Because the effectiveness of methylprednisolone is not notably due to glucocorticoid receptor-mediated anti-inflammatory actions, and because dangers are associated with those actions, researchers developed a family of antioxidants that also prevents lipid peroxidation, but without the corticosteroid-related side effects. These drugs are known as lazaroids and were created by modifying the methylprednisolone molecule. The chemical structures of methylprednisolone and a lazaroid are shown below, adapted from Hall & Springer (2004).

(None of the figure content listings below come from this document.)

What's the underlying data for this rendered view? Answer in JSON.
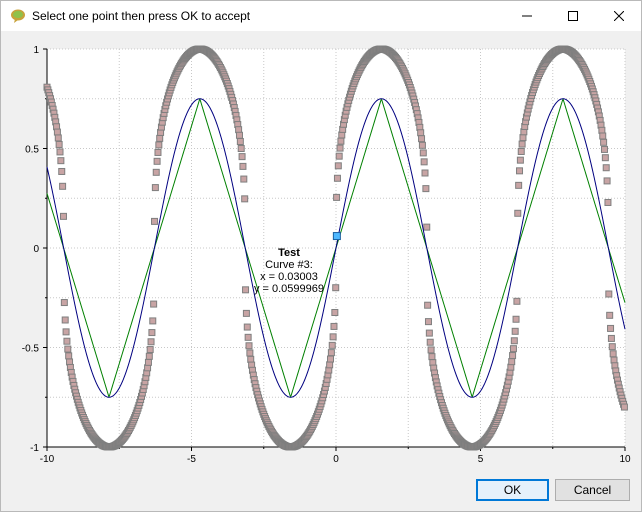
{
  "window": {
    "title": "Select one point then press OK to accept",
    "icon": "app-icon"
  },
  "titlebar_buttons": {
    "minimize_icon": "minimize-icon",
    "maximize_icon": "maximize-icon",
    "close_icon": "close-icon"
  },
  "tooltip": {
    "title": "Test",
    "curve": "Curve #3:",
    "x_line": "x = 0.03003",
    "y_line": "y = 0.0599969"
  },
  "buttons": {
    "ok_label": "OK",
    "cancel_label": "Cancel"
  },
  "chart_data": {
    "type": "line",
    "xlim": [
      -10,
      10
    ],
    "ylim": [
      -1,
      1
    ],
    "x_ticks": [
      "-10",
      "-5",
      "0",
      "5",
      "10"
    ],
    "y_ticks": [
      "1",
      "0.5",
      "0",
      "-0.5",
      "-1"
    ],
    "grid": true,
    "grid_style": "dotted",
    "series": [
      {
        "function": "smooth",
        "color": "#000080",
        "amplitude": 0.75,
        "frequency": 1.0,
        "style": "line"
      },
      {
        "function": "piecewise-linear",
        "color": "#008000",
        "amplitude": 0.75,
        "frequency": 1.0,
        "style": "line"
      },
      {
        "function": "square-ish",
        "color": "#7f7f7f",
        "fill": "#c8a4a4",
        "amplitude": 1.0,
        "frequency": 1.0,
        "style": "markers"
      }
    ],
    "selected_point": {
      "x": 0.03003,
      "y": 0.0599969,
      "color": "#4fb8ff"
    }
  }
}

Lazaroids work against lipid peroxidation in two ways. The first is by the same manner as methylprednisolone: they incorporate themselves into the cell membrane and thereby stop the chain of destructive reactions set off by peroxyl radicals. Their second mechanism of action is to scavenge peroxyl radicals, stabilizing the molecules that set off the chain.
Tirilazad was chosen to be developed for clinical trials. It was found to be as effective as a 24-hour treatment of methylprednisolone when treatments were begun within three hours of injury. Additionally, research could find no evidence that tirilazad has any side effects even after extended administration, suggesting that it may be a safer option than methylprednisolone in cases where therapy needs to continue after 48 hours. However, it is important keep in mind that these results are not definitive.
It is also important to note that the FDA has not approved tirilazad for spinal cord injury treatment. This is due in part to the fact that it has been tested only against another unapproved drug, methylprednisolone. For tirilazad to become a treatment option, it will have to be compared to placebo, which will occur only if determined to be ethically appropriate.
Other lazaroids too are under investigation. Compound U-74500A offers especially exciting possibilities since it is in fact more effective than tirilazad. Iron radicals catalyze, or speed up, some peroxidation reactions; U-74500A can interact with these iron radicals. In effect, it can remove not only the peroxyl radicals that cause lipid peroxidation, but also the radicals that increase rate at which the harmful process occurs. Tirilazad, on the other hand, cannot interact with iron radicals. Lazaroids and other antioxidants will continue to be investigated as important possible treatments of acute spinal cord injury.
High dose vitamin therapy has just recently begun, though the results of a preliminary study by Liao and Song (2004) on high dose vitamin C do not seem promising; they found that while vitamin C effectively prevents lipid peroxidation, it does not do so and well as methylprednisolone. Research regarding vitamin E is equally unfruitful; Koc et al. (1999) found that although it greatly reduced lipid peroxidation, vitamin E was not as effective as either methylprednisolone or tirilazad.